Beyond the Valley of Postfeminism [Core Response]


I have a strong suspicion that we are coming up on something post-postfeminist, if I may indulge in the academic parlor game of adding prefixes to everything. 

Sarah Banet-Weiser's spoke to me immediately, because its central concerns around consumerist repackaging of feminism and the branding of women into "safe" by highly-stereotypical boxes, has been apparent across my academic career.  In fact, I want to push Banet-Weiser's timeline back slightly farther than she does, because Kristin Lieb's Gender, Branding, and the Modern Music Industry demonstrates a very similar phenomenon in the 1980s as an outgrowth of MTV.  Of course Madonna is the go-to post/feminist who wielded the television music video to commodity rebellion, her body, and "choice," but Lieb discusses how the music industry brands women of color and non-American women as, in the industry's terms, "exotic."  Consider, parallel to how Banet-Weiser discusses Dora, Shakira: aethnicly foreign, abstractly empowering, and truthfully shaking her hips for the male gaze:


Other examples of this postfeminist, postracial "exotic" branding abound from the mid-1980s through the 2000s.  Stepping away from TV, but to perhaps prove the rule, is Whitney Houston's first album cover.  Whitney, an artist attacked for coming across as too White, was nonethless brought to market as the kind of highly racialized yet safely bland product Banet-Weiser describes:



Nicki Minaj, who Butler discusses, was branded as "exotic" with her jungle-set video for "Anaconda," but now we're in a place where music video is not primarily (if at all) seen on TV.  Certainly, MTV in its heyday would never have shown "Anaconda"!  Nicki, to me, feels like one of the last of an apolitical kind, alongside Taylor Swift and Katy Perry.  All have struggled for relevance in a time when popular culture demands political and social commentary.   

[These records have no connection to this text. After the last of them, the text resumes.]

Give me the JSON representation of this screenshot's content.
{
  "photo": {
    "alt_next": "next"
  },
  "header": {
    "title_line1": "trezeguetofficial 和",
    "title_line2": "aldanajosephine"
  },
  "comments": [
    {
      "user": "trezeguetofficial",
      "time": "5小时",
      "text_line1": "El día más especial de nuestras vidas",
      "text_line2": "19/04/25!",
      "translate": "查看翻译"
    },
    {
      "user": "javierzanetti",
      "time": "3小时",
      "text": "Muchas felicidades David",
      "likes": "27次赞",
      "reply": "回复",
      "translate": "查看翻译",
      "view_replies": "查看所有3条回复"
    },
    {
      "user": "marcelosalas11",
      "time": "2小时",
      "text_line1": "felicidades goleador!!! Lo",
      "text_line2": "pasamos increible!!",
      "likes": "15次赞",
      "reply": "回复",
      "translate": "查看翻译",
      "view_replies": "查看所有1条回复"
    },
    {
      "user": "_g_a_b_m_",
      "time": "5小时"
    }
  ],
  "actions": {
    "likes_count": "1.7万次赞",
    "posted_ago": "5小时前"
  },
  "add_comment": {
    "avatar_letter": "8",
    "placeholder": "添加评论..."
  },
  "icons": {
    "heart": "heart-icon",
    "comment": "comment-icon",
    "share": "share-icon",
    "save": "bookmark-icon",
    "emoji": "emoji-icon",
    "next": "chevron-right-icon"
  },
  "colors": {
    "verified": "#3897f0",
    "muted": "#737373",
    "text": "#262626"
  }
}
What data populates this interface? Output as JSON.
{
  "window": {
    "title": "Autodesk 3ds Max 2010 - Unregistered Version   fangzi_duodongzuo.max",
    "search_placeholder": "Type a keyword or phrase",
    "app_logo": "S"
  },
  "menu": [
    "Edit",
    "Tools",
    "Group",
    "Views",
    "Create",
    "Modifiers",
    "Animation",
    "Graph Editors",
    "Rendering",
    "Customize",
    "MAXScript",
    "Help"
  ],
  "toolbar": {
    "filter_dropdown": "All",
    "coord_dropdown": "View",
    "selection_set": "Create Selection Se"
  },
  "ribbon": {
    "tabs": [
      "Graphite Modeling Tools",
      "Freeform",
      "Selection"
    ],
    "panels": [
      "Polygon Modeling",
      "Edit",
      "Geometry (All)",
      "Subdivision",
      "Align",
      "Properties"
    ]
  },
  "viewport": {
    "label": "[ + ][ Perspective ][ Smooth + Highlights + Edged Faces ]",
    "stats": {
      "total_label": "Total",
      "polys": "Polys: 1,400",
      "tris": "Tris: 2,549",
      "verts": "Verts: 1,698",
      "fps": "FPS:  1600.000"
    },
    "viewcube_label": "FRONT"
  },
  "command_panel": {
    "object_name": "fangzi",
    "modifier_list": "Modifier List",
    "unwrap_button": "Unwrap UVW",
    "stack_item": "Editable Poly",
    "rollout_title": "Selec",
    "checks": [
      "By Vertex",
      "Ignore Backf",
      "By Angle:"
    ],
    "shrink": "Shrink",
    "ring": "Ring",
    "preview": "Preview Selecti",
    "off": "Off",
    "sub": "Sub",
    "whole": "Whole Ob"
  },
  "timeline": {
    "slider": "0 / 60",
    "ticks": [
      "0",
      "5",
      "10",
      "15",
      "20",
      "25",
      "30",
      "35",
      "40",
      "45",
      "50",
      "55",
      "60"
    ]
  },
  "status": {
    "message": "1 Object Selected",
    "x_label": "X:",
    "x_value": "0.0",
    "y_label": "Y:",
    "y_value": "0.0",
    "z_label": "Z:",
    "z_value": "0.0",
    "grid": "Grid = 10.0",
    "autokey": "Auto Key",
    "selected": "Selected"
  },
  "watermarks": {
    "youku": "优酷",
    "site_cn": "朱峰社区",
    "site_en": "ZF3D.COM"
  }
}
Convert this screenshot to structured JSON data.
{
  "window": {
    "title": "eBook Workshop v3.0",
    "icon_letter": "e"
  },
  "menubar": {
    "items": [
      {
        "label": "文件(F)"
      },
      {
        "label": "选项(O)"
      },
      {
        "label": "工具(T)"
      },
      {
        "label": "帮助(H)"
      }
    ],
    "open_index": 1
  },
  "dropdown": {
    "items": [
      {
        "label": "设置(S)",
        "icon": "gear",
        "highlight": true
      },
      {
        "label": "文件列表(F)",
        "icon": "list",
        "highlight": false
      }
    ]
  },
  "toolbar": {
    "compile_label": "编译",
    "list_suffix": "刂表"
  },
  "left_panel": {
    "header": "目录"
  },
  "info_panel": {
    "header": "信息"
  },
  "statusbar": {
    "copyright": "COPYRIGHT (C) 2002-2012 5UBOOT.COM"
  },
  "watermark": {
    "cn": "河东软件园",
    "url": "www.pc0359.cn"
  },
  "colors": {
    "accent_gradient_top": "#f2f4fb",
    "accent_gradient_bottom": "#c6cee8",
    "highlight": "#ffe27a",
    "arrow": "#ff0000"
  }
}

It would be easy to say that Hillary Clinton losing the electoral college is a turning point in the move away from postfeminism as a discussion worth entertaining, but 2016 certainly does feel like an epochal year for me.  Butler's characteristics of postfeminist media are excellent, but they feel wildly irrelevant to the market just seven years on.  While the promotion of "consumerism and the commodification of difference" has adapted to cultural discussions around representation and intersectionality, it is tough to argue that feminist activism is no longer relevant.  How this wave defines "good" activism will be our legacy.